Kâ’be, yedinci semada bulunan Beyt-i Ma’mur’un, her gün 70 bin meleğin Allah’ı tespih etmek, O’nun ismini yüceltmek ve O’na zikir ve ibadet etmek üzere içine girip çıktıkları ve etrafında tavafta bulundukları nurdan bir mabedin yeryüzündeki iz düşümüdür. Beyt-i Mamur’un varlığı Kur’an’la sabittir (52/Tur, 4). Öyle ki: “Eğer Beyt-i Ma’mur’dan bir taş atılacak olsa, Kâ’be’nin damına düşer. “ Bu anlatımdan hareketle şunu söyleyebiliriz:
İlk Ev’in (Kâ’be), ilk önemli özelliği, müteal/aşkın olan ile dünya veya gökler ile yeryüzü (sema ile arz) arasında bağımızı kurmasıdır. İkinci önemli özelliği, Ka’be’nin Beyt-i Atik olmasıdır. Kur’an’ı Kerim’in tarif ettiğine göre, en eski ev, ilk Ev’dir: “Gerçek şu ki, insanlar için ilk kurulan Ev, Bekke (Mekke) de, o, kutlu ve bütün insanlar (âlemler) için hidayet olan (Ka'be)dir.“ (3/Al-i İmran, 96). Bir hadiste de şöyle buyrulmuştur: “Yüce Allah'ın yeryüzünde dikmiş olduğu ilk dağ Ebu Kubeys dağıdır. Daha sonar diğer dağlar buradan uzayıp gitmiştir" (İbn Abbas'tan rivayet edilen bu hadis için bkz. Razi, 2/Bakara, 125. ayetin tefsiri.)
İlk Ev, aynı zamanda insanların özgürlüklerini kazandıkları bir ev konumundadır (Beyt-i Atik). “Atik” en eski anlamına geldiği gibi, özgürlüğün kazanılması demektir de.

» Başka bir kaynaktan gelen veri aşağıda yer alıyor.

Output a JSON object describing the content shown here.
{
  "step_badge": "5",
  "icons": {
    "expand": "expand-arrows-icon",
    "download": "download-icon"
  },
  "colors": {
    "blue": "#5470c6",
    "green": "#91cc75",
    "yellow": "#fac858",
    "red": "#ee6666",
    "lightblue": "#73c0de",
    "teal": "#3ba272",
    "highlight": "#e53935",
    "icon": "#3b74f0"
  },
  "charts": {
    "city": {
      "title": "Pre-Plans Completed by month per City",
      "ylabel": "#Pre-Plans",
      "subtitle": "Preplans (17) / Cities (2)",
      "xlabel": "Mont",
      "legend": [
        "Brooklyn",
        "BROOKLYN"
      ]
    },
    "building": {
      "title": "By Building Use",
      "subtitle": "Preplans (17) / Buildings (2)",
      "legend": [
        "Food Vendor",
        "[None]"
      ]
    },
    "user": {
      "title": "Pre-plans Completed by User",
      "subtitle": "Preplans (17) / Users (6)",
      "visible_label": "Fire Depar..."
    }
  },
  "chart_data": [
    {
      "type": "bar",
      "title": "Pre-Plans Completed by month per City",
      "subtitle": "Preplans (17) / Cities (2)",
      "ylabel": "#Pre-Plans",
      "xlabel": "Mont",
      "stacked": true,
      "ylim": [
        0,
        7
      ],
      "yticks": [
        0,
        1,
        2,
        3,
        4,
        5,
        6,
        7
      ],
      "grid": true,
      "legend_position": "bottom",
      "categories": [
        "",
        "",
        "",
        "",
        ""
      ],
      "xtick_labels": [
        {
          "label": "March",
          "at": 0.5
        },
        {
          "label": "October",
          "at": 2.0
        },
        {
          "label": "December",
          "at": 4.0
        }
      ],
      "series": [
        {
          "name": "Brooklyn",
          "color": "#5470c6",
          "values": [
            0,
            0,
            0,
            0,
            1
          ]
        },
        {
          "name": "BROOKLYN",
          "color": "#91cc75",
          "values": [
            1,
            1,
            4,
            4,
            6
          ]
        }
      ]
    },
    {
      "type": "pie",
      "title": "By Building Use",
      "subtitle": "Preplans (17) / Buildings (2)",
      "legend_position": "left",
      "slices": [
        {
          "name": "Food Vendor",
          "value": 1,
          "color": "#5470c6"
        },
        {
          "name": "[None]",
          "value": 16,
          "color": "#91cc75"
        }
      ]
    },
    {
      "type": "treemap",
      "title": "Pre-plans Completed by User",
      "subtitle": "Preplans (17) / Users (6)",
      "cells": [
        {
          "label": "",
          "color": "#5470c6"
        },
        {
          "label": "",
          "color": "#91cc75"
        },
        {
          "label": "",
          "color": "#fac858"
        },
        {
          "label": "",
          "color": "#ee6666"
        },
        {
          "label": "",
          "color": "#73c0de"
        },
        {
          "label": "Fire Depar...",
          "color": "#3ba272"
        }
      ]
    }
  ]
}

Demek ki, şehir dediğimiz kavram veya insanın şehirle olan ilişkisi, birkaç yüz sene öncesine, 1750’de başlayan sanayi devrimine dayanmaz. Şehir –basit manada düzenli ve amaçlı yerleşim birimi- ilk insanla beraber ortaya çıkmıştır. Sanayii devrimiyle ortaya çıkmış bulunan “madern kent”tir. Batılı sosyal bilimciler modern kent olgusundan hareketle beşeriyetin tarihinin tamamını kendi perspektiflerinden okumaya tabi tutuyorlar.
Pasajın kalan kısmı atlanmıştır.